Le lecteur trouvera dans le rapport qui suit des données statistiques sur les affaires d'arbitrage enregistrées en 2003 ainsi que sur les tribunaux arbitraux constitués et les sentences rendues au cours de cette période. L'année a notamment été marquée par la prise de fonctions dans des procédures CCI d'un nombre record d'arbitres originaires de pays plus divers que jamais. Ce rapport contient également des renseignements chiffrés sur les autres services de règlement des différends de la CCI : constitution de tribunaux arbitraux dans des procédures ad hoc (autorité de nomination), procédures de référé pré-arbitral, résolution amiable des différends (ADR) et expertise.

La Cour internationale d'arbitrage de la CCI, qui est actuellement composée de 114 membres de 78 pays, a siégé 60 fois en 2003, dont 12 en session plénière et 48 en comité restreint. Elle est assistée, pour la gestion quotidienne des dossiers, par un secrétariat permanent comptant plus de 50 collaborateurs, dont une trentaine de juristes de plus de 20 nationalités, capables de s'exprimer au total en 20 langues. Le secrétariat est équipé d'infrastructures technologiques modernes qui lui permettent de communiquer avec les divers acteurs de la procédure dans toutes les régions du monde. La Cour dispose en outre de représentants locaux permanents qui assurent la coordination et la promotion de ses activités en Amérique du Nord et du Sud, en Asie et au Royaume-Uni. Les membres de la Cour et de son secrétariat participent par ailleurs régulièrement à des séminaires et à des conférences, à travers le monde, et contribuent ainsi à mieux faire connaître les services de règlement des différends de la CCI.

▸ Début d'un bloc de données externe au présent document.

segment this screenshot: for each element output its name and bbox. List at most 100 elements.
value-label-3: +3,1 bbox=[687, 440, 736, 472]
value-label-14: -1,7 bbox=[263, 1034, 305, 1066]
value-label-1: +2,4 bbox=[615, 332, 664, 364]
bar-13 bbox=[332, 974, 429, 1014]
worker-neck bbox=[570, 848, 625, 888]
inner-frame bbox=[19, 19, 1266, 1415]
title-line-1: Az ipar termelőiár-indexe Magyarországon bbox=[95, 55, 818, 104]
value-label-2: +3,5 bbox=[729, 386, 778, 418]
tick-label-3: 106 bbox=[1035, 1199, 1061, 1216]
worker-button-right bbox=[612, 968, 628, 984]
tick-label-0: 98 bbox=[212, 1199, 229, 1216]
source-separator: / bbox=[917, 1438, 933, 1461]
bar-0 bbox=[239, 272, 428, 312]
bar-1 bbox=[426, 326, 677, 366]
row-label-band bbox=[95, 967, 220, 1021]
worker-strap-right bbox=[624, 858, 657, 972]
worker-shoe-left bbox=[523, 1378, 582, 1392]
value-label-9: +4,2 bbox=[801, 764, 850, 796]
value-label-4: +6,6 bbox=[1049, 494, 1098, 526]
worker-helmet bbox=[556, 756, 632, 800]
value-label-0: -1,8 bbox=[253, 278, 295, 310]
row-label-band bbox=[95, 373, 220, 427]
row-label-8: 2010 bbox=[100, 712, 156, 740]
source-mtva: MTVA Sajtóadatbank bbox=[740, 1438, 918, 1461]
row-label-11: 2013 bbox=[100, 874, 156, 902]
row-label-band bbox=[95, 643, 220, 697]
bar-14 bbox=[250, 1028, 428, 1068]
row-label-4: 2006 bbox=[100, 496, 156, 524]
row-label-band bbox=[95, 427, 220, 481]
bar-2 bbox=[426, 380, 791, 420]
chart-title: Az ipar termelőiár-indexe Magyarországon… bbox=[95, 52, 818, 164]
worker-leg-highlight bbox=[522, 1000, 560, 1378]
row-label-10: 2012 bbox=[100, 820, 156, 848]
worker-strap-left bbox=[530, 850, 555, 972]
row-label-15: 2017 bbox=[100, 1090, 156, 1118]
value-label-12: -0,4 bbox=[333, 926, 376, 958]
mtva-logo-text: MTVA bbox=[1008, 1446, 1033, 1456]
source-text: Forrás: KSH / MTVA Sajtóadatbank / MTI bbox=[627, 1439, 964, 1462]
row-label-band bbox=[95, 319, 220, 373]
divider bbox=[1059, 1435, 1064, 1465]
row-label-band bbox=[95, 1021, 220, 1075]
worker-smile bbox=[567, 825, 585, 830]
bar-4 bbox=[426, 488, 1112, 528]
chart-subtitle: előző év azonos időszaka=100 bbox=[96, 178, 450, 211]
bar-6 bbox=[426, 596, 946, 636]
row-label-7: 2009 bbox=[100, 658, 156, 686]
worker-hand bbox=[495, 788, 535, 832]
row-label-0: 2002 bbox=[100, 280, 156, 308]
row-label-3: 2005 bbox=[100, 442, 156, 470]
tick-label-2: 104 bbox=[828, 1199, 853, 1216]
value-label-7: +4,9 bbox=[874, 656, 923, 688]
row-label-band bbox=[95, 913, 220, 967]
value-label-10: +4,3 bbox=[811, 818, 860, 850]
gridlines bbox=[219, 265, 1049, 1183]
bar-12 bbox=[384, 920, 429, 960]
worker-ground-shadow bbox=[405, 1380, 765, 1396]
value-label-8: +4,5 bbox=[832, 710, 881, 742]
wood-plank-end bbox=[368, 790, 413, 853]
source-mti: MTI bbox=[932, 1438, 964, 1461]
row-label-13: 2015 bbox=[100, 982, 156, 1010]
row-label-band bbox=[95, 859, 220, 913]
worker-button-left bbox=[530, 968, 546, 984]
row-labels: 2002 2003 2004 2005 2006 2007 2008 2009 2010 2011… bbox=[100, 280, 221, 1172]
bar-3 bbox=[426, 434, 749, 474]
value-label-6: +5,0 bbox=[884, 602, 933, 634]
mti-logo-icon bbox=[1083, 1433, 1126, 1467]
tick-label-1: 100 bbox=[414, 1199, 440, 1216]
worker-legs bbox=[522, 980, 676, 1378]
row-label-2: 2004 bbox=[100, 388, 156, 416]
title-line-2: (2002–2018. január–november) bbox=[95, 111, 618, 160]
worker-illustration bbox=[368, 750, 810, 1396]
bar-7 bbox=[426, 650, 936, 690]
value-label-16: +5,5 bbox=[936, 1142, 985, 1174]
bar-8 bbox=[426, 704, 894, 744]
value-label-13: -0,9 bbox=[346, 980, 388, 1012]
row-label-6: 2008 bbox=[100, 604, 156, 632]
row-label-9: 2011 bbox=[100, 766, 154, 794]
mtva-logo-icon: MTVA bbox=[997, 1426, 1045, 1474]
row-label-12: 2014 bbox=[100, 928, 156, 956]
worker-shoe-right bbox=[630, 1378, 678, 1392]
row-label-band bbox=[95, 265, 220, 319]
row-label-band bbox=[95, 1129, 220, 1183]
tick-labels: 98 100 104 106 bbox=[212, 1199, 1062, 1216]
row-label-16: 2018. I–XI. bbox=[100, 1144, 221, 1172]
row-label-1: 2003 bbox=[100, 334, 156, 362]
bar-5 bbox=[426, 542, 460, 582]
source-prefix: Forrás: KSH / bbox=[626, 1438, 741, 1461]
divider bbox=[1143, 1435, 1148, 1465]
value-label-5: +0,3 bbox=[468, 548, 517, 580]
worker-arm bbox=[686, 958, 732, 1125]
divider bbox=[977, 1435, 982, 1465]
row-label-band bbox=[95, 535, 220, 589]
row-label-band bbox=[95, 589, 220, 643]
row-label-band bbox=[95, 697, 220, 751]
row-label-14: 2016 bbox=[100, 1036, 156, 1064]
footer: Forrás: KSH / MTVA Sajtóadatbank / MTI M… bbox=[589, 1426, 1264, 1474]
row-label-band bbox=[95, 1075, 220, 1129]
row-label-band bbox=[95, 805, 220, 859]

En 2003, l'activité de la Cour de la CCI s'est maintenue au niveau élevé atteint en 2002, avec plus de 1 100 affaires en cours à la fin de l'année. Les demandes d'arbitrage ont concerné tous les secteurs économiques - la construction et l'ingénierie, l'énergie et les technologies de l'information concentrant au total plus d'un tiers des affaires. La finance et l'assurance, la santé et l'industrie pharmaceutique, l'équipement industriel et les transports ont aussi figuré en 2003 parmi les domaines les plus présents.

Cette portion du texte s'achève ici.